见她生气,对自己疾言却不生气,只淡淡说:“我要回塞北了。”
“回去?”一声疑问的附和,心中不知为何有了种莫名其妙的感觉,只觉得好寂寥。
这毕竟也是与自己有过一夜交情的男人,原本那天早上醒来发现身旁睡着个他,真恨不能当场便自尽而死。
而现在也想开了,玄晟也没有为了自己守身如玉啊,他有那么多的女人,少了自己一个也不少。
兴许哪日死在宫里都赚不回他的一丝垂怜,那自己与别的男子有了一夜欢好又能如何。
他二人保持着一人的距离站立着,塔颜凝视着她的美貌无双,真想带她到塞北去,只怕她会不愿呢。
两人之间呼吸眨眼清晰可见。
而再想想他一个小小族落首领,要她跟随岂不是委屈,哪里比得上大燕皇宫富丽堂皇。
“是啊,我此行要做的事情都已做了,该回去了。”笑笑回道,也没有别的话可说,与她打趣的闲话都省了。
就算是离了这里,与大燕皇帝的萱妃娘娘又有什么关系。
池塘的水中泛起点点涟漪,圆月映照其中也破碎了。
“近些日子他可往你宫里去了?”闲问了句,这问话好奇怪,他将萱妃视为心上人,却关心她与她丈夫之间的事情。
见着萱妃摇了摇头,花宜宫中早已如腊月天一样寒冷了。
“和黎美人告过别了?”问道,她知黎美人与他的关系,所以才处处维护着,这宫里恐怕到如今,她遇到的唯一一个真心人就只有塔颜了。

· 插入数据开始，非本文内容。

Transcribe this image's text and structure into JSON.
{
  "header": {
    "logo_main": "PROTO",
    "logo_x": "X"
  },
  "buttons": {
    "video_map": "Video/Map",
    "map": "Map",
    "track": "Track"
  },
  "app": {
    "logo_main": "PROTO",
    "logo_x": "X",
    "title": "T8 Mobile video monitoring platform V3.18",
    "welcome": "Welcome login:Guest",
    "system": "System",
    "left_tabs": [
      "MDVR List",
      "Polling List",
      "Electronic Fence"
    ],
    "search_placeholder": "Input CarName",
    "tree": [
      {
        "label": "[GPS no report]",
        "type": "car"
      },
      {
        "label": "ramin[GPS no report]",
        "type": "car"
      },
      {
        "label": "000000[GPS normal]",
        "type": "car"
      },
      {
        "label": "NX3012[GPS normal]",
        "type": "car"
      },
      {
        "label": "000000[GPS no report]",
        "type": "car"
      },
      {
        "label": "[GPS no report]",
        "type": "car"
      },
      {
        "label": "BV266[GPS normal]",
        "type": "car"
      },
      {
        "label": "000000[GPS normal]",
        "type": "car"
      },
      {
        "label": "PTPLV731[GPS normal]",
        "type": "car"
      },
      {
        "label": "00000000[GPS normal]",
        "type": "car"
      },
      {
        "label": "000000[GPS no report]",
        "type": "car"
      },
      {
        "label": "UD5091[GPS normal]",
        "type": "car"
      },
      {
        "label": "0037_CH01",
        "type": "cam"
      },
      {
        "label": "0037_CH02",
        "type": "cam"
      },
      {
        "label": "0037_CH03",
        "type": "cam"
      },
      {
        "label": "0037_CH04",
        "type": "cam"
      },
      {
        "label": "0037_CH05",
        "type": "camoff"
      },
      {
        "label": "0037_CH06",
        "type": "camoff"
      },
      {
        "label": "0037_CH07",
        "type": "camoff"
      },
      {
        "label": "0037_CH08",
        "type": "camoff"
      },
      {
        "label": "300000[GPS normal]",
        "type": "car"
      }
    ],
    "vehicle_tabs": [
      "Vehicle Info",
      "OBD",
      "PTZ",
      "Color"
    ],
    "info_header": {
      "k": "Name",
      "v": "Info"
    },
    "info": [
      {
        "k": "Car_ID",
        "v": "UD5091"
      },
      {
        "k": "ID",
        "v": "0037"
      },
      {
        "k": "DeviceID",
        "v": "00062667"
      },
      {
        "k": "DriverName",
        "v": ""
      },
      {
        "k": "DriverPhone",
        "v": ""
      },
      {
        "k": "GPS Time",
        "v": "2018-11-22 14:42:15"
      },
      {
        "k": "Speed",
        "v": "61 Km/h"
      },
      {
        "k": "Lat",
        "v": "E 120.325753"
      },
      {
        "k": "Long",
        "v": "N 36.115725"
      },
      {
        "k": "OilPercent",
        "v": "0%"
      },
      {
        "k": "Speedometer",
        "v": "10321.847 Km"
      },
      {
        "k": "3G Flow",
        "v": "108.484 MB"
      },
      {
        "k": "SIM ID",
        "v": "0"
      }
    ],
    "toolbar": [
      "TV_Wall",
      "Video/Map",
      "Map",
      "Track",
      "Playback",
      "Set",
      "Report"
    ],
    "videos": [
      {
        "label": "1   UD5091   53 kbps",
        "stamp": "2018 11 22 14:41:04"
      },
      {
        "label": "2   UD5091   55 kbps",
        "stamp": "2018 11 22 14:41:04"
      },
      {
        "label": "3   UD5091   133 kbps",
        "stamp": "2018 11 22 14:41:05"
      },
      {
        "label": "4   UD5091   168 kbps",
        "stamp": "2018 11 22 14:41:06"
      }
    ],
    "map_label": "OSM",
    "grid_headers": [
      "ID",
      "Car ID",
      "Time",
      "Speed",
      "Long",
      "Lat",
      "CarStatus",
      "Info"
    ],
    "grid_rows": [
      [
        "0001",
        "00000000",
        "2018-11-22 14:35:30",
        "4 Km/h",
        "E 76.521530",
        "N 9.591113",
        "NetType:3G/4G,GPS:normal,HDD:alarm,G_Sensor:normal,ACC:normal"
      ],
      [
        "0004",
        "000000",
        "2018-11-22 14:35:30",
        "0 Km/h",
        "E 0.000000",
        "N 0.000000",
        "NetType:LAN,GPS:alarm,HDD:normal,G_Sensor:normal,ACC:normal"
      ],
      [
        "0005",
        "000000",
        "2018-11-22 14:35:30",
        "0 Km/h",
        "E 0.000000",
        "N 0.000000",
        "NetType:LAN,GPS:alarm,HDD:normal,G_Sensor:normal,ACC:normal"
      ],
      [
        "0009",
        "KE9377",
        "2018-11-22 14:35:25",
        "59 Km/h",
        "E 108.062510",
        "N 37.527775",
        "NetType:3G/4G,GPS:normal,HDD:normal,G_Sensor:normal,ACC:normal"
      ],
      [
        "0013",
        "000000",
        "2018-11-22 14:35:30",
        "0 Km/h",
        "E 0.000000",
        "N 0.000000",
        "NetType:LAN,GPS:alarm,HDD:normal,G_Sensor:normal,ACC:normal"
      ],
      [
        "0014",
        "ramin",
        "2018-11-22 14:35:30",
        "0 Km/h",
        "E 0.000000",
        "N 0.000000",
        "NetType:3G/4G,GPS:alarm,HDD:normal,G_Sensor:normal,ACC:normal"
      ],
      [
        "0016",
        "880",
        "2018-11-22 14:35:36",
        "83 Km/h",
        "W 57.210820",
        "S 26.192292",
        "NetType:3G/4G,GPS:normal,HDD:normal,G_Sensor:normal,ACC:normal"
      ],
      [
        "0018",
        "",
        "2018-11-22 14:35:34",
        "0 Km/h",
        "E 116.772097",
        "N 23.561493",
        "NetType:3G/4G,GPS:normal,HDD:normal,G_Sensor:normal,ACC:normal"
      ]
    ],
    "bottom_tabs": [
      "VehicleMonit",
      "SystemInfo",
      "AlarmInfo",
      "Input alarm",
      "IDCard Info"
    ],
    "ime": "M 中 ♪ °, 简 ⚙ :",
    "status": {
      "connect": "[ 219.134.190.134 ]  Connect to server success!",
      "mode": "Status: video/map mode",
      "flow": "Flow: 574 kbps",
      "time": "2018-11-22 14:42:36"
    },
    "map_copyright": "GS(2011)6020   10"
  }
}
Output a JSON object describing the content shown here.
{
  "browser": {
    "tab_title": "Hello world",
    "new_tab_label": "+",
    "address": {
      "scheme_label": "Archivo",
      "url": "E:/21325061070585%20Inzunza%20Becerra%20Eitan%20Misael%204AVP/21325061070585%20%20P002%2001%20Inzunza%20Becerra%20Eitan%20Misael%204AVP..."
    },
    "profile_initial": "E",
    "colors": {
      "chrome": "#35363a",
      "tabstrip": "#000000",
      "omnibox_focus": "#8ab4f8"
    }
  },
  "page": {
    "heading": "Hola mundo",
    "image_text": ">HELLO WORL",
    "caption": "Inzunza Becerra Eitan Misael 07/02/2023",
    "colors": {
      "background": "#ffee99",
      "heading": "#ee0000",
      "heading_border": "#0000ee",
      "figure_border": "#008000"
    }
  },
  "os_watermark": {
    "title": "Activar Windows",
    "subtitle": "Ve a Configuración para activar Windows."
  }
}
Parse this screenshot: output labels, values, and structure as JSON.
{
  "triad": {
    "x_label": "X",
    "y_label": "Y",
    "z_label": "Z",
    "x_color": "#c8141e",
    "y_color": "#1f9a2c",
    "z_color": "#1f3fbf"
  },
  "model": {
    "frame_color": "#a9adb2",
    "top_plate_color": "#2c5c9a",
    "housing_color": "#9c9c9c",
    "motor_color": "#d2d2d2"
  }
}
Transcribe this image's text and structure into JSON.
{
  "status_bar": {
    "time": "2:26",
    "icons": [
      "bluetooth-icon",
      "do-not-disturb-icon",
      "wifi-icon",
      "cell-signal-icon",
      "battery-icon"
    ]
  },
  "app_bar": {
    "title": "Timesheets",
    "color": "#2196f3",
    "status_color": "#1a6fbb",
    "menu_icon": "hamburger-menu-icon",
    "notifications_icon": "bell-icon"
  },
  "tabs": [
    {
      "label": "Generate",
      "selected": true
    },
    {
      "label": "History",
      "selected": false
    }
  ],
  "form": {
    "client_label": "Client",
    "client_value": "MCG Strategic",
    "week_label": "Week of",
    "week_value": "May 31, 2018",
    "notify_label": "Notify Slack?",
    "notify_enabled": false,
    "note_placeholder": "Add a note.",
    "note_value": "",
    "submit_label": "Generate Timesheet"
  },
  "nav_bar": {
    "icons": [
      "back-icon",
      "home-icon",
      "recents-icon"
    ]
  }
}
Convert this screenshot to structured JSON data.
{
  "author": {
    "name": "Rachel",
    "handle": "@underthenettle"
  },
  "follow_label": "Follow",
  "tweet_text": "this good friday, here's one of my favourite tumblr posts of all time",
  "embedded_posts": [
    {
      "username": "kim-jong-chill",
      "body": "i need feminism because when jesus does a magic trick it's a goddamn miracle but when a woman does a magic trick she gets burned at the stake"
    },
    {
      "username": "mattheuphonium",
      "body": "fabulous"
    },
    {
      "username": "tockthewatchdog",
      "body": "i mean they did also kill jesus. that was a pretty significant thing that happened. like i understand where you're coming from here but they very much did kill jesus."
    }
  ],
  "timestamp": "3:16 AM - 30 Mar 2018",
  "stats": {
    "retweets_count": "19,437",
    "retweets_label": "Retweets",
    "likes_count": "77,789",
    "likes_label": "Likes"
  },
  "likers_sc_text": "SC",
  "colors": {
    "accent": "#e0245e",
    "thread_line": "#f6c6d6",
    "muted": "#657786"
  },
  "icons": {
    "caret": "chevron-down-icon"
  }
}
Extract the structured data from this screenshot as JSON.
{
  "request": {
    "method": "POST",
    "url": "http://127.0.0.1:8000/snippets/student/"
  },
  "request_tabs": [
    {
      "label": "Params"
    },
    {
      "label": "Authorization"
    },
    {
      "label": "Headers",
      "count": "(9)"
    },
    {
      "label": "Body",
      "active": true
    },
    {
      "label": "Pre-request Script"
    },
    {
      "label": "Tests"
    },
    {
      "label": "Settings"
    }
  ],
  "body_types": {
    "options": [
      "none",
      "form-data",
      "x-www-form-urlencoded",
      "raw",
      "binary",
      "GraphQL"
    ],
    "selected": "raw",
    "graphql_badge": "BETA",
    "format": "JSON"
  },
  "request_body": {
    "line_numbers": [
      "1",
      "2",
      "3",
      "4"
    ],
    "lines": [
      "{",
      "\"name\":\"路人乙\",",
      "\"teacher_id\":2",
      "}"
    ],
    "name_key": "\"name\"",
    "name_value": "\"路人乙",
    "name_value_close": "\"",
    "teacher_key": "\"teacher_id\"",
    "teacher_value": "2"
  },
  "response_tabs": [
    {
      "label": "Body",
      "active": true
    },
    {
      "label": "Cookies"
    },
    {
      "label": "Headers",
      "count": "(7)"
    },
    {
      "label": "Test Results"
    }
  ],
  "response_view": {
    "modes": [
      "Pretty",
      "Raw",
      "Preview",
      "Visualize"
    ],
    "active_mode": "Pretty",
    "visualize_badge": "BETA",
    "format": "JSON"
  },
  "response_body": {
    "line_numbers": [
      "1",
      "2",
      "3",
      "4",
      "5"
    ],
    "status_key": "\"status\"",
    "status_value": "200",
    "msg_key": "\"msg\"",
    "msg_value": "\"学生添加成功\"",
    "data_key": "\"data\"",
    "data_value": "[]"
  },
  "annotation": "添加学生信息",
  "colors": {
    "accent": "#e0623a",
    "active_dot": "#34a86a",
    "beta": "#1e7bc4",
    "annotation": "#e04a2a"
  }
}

点点头,“你与我妹妹在这里也有个伴,我知你兄长远在南边,日后也可相互依傍着。”
“恩,黎美人待人真诚,我与她相处的很好。”说道。
塔颜抬起头来,朝着缥缈着雾气的前方看了眼,轻笑一声说道:“我要回去睡了,娘娘早些休息。”
转身之间却听了她问:“你说过要帮我,还作不作数。”他已经要离开这里了,还有什么必要问这话。
而他当初说这话的时候,也并非是随口说说,替她抢夺大燕皇帝的荣宠,他可不会犯贱。
若是有朝一日,恐怕他也会狠下心来夺她妹妹的安宁。
“作数,自然作数,只是我现在恐怕没有办法帮忙了。”应了句,“你在宫中好好过这日子嘛,难不成自己不会找乐子。”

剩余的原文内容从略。